Many brought their families over from the United States, or married locals.
There were so many families at Air America's Asian headquarters at Udon Thani, Thailand, that there was a K-12 school for all the expatriate children, said Allyson Porter of Chapel Hill, whose stepfather, Jack Porter, was a mechanic who kept the aircraft flying and patched up all those bullet holes.
Her family lived in Thailand about six years, leaving when she was 14.
"It was a normal childhood, in my mind," she said. "I was the kid floating around in the monsoon on a raft made of styrofoam bomb crates, or riding my bike to the end of the runway to watch the F4's, and being in awe of that blast of wind rushing past me."
Porter said that as a child, she didn't know about Air America's ties with the CIA, but it was clear that it had something to do with the war and the U.S. military.
"There was all this security to get on the base, and the car traffic on the base would stop when a shot-up plane was coming in because you never knew where they would land," she said.
Much of the event this week is private, but if you happen to stumble into the bar at the Hilton, you might hear some of the stories. Many are polished to a high sheen by the retelling, but moving the conference around the country and making it easier for new people to come often brings in fresh perspectives, Porter said.
The tales that the Air America employees will swap aren't all romantic derring-do and a few whiskeys too many at the Purple Porpoise or Hotel Constellation in Ventiane, Laos. More than 230 pilots and crew members were killed, and many of the tales have harsh endings.
Cheek tells one about the day he and his crew were sent to find the crew of a downed transport plane in Vietnam's Mekong Delta. When he found the wreckage, he put his Huey helicopter into a hover a few feet above it, trying to see the crew.
They had been alive minutes earlier, talking on the radio.

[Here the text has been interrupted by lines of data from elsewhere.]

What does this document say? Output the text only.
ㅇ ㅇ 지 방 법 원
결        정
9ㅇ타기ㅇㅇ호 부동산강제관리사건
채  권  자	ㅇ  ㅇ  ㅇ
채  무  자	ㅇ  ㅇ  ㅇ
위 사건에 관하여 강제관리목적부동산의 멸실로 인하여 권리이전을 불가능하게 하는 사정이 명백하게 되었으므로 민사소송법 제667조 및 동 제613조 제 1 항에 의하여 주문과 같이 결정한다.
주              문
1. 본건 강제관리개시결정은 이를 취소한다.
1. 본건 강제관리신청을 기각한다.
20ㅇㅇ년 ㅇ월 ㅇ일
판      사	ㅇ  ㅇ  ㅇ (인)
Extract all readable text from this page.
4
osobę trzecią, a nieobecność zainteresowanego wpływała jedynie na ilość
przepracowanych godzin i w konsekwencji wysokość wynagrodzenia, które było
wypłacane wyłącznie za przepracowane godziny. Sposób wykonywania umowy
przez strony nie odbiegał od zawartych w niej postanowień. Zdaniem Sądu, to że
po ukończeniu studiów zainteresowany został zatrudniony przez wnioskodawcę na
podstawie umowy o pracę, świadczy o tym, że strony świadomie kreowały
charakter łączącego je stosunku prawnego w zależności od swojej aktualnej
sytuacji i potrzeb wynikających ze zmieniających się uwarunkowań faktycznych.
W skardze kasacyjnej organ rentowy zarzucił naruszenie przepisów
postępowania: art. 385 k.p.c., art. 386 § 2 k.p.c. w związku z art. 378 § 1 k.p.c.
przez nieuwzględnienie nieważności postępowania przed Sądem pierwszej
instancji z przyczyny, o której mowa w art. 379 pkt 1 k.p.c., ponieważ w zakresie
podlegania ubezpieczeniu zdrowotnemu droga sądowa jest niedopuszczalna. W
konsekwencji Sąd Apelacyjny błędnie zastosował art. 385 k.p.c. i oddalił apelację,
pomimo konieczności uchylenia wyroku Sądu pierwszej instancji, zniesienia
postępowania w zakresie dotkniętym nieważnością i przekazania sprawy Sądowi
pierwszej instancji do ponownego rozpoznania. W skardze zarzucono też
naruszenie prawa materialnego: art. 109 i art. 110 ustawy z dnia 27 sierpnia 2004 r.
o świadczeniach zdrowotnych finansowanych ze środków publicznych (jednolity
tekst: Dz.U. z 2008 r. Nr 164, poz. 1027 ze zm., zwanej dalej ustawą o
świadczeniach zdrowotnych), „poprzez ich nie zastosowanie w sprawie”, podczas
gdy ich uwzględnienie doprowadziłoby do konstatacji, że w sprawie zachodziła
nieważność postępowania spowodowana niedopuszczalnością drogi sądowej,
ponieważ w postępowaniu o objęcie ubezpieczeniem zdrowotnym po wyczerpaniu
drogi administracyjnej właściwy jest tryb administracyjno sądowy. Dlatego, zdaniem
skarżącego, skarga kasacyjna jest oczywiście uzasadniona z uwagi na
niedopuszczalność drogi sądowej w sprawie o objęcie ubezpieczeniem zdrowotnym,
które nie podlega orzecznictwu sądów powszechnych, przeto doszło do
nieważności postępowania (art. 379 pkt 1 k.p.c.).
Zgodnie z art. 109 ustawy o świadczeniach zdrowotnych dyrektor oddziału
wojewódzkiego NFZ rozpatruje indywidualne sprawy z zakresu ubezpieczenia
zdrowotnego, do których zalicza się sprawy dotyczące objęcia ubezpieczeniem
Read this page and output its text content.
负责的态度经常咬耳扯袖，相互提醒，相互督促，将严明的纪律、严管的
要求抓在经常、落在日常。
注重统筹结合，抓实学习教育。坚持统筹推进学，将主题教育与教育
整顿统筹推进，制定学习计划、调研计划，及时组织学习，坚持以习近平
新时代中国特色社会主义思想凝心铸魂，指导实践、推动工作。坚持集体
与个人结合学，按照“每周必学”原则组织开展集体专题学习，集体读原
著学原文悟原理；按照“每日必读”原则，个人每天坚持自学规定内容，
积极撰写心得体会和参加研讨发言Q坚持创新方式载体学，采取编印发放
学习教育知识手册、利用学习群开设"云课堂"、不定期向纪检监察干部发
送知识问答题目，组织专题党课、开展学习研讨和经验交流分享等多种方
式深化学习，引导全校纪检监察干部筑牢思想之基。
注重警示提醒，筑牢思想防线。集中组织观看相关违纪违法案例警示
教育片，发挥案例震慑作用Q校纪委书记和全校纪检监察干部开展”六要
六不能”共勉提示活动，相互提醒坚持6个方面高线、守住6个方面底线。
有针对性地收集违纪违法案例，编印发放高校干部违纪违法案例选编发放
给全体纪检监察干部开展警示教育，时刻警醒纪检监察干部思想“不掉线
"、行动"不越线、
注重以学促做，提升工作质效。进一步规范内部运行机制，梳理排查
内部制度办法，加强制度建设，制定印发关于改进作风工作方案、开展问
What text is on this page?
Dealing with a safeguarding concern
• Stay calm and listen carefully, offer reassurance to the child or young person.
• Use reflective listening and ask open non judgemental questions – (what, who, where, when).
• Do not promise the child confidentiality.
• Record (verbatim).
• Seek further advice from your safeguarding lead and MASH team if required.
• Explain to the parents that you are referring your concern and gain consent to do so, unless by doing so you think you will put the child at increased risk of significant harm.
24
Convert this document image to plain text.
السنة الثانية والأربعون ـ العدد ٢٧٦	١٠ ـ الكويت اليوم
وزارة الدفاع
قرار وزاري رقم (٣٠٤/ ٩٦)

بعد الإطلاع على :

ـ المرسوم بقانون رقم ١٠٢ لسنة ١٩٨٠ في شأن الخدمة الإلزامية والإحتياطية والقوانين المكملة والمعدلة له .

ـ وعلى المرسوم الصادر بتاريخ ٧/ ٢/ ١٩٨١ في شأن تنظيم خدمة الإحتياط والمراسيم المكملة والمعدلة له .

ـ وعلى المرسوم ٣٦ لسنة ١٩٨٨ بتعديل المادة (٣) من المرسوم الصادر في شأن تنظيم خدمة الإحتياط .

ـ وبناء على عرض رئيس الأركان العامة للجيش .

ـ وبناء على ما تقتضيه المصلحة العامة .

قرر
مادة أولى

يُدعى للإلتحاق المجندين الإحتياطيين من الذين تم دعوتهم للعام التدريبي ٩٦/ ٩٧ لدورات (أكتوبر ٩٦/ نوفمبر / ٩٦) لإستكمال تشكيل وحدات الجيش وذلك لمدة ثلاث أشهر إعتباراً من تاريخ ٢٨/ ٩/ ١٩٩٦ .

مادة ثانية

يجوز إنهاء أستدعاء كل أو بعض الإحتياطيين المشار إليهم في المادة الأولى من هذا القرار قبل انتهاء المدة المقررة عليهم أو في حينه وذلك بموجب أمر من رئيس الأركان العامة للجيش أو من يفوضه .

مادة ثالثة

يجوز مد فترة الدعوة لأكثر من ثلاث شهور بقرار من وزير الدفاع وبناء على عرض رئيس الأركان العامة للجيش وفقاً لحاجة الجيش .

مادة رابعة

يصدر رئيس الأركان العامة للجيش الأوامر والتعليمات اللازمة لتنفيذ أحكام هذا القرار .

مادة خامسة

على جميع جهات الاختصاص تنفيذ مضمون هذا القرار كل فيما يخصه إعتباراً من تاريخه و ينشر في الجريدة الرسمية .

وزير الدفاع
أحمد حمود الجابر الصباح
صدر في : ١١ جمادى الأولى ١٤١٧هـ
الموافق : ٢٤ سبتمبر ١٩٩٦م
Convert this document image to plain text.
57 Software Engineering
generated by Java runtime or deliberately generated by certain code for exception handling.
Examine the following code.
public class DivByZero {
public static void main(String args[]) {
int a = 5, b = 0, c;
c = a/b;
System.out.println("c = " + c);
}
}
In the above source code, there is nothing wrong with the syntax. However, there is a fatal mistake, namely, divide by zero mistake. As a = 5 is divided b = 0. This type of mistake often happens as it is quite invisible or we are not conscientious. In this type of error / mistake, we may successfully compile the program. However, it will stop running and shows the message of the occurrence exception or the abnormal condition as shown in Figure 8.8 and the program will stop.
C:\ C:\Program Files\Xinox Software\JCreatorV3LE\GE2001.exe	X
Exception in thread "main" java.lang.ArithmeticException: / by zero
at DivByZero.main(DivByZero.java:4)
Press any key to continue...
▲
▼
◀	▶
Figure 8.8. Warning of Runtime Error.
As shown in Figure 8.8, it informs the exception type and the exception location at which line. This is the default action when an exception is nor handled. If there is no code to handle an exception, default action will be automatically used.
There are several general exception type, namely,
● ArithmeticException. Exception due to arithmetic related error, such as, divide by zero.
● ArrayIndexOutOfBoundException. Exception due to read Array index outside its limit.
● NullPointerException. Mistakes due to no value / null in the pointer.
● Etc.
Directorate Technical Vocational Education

But U.S. ground forces trying to reach them had been driven away by heavy gunfire, and Cheek wasn't about to set down until he could figure out whether the Viet Cong had beat him to the wreck.
Suddenly he got his answer: a dark object soared up and bounced off his windshield. It was a hand grenade.
He got on the radio and talked the pilots of three F-100 jets that were passing nearby after a bombing mission into making several passes with their 20 mm cannons at the Viet Cong before he set his helicopter down.
There were still Viet Cong around the wrecked plane, and there was some shooting, he said without offering details.
He and his crew then found the U.S. pilot and Chinese co-pilot; both had been executed with shots to the head. The plane's third crewmember was never found, he said.
Times past
It was a harrowing day, and now Cheek figures that all those years since, living in the villa in Saigon, working in Saudi Arabia and flying to Beirut for a lark whenever he felt like it, of flying all over the U.S., they are all parts of a long and good life that easily might never have happened.
Cheek is 69 now. Lately, he said, he hasn't been feeling well, and the doctors want to take a good look at him soon because they think maybe something big has gone wrong.
"That's OK, though," he said. "I left that rice paddy when I was 25 years old, and I figure every day since then has been on someone else's time."